以前みのりんとしゃべった時に書こうと思ってたやつも、2編ほどの小話もとりあえず大まかなイメージは固まってるので折を見て書くつもりです(^-^)
やっぱりとっても素敵な小説書くんじゃない!!
朝からドキドキきゅんきゅんさせてもらったよ^^
月曜日の憂鬱な朝なはずなのに、ほっこり気分で仕事にいけそうだ^^
ありがとう✿ฺ(◡‿◡ฺ*)ฺ
次回作も期待だぁぁぁキャッ(゚ー゚* )( *゚ー゚)キャッ
兎にも角にも以外のコメントしてくれる方がいてとても感謝です。
いちからでっちあげたものなので不安だったのですがちょっとした自身に繋がります。
彼の方も彼女と同じ不安な気持ちになってたという感想が響きました。
書いてるとき彼の思考については彼女へのどう反応すればいいか、どう付き合っていけばいいのかをずっと一人で考え込んでるという設定で書いたのですが、改めて読み返すとたいしかに有効様のおっしゃる通りの見方ができますね。
次この手の小話をかくときの参考にしたいと思います
ありがとうございます(^-^)
とりあえずこれとは別にすぐ書けるネタはあと二つほどあるので、折を見てまた書きます(^-^)
彼の方も、彼女が何も話してこないので、彼女と同じ気持ちになってたのかもしれませんね。
いいわ~^^ こっちまでドキドキしちゃったじゃないの( ´艸`)ムププ
お互いに お付き合いは初めてで 手を繋ぐって事すら大事件なんね^^
夕方に仲良く手をつないで帰るカップルが見えます♫
私もこういうお話大好物♥ また書いてね~♫
新海誠のアニメを見て以来、この手の話にすごく飢えていますwww
小話としてのネタは思いつくのですが、いざ書くとなると大雑把な骨組みの上に恋愛ものらしいやわらかくやさしい文章で肉付けしていくのがすごく難しいです。
ニコッとの女の子のブログやラブレターコンテストの書簡集なんかを参考にしたのですが、わたしミカサが普段のブログで司馬遼太郎の小説を参考にした文章に慣れてしまってホントに大変でした。

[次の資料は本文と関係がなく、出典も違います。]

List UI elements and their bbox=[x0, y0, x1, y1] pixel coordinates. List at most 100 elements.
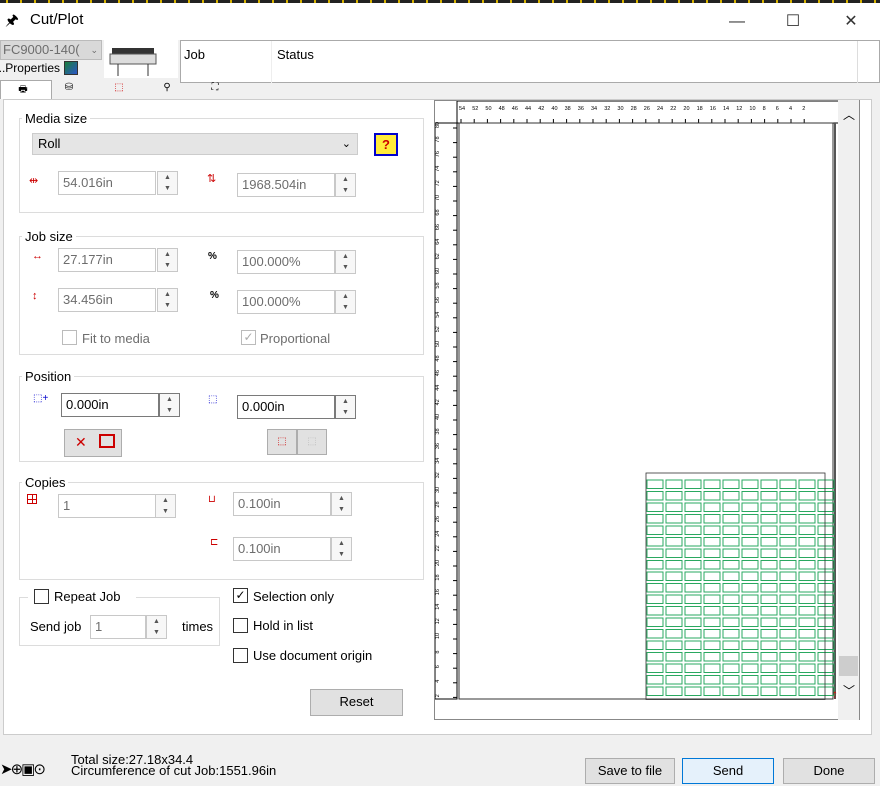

(判りやすい文章)
今日のバレンタインに合わせたSSの練習台書いてみましたが見事に時間がかかってしまいました。とりあえずやれるとこまでやってみます。
可愛いカップルが目に浮かんできます。
付き合いはじめが一番幸せな時ですよね♪
みかささんの乙女目線・・・かわいいですね~^^
すごい!!
未だに不十分な出来だと思いますのでさらに推敲を重ねていくと思います。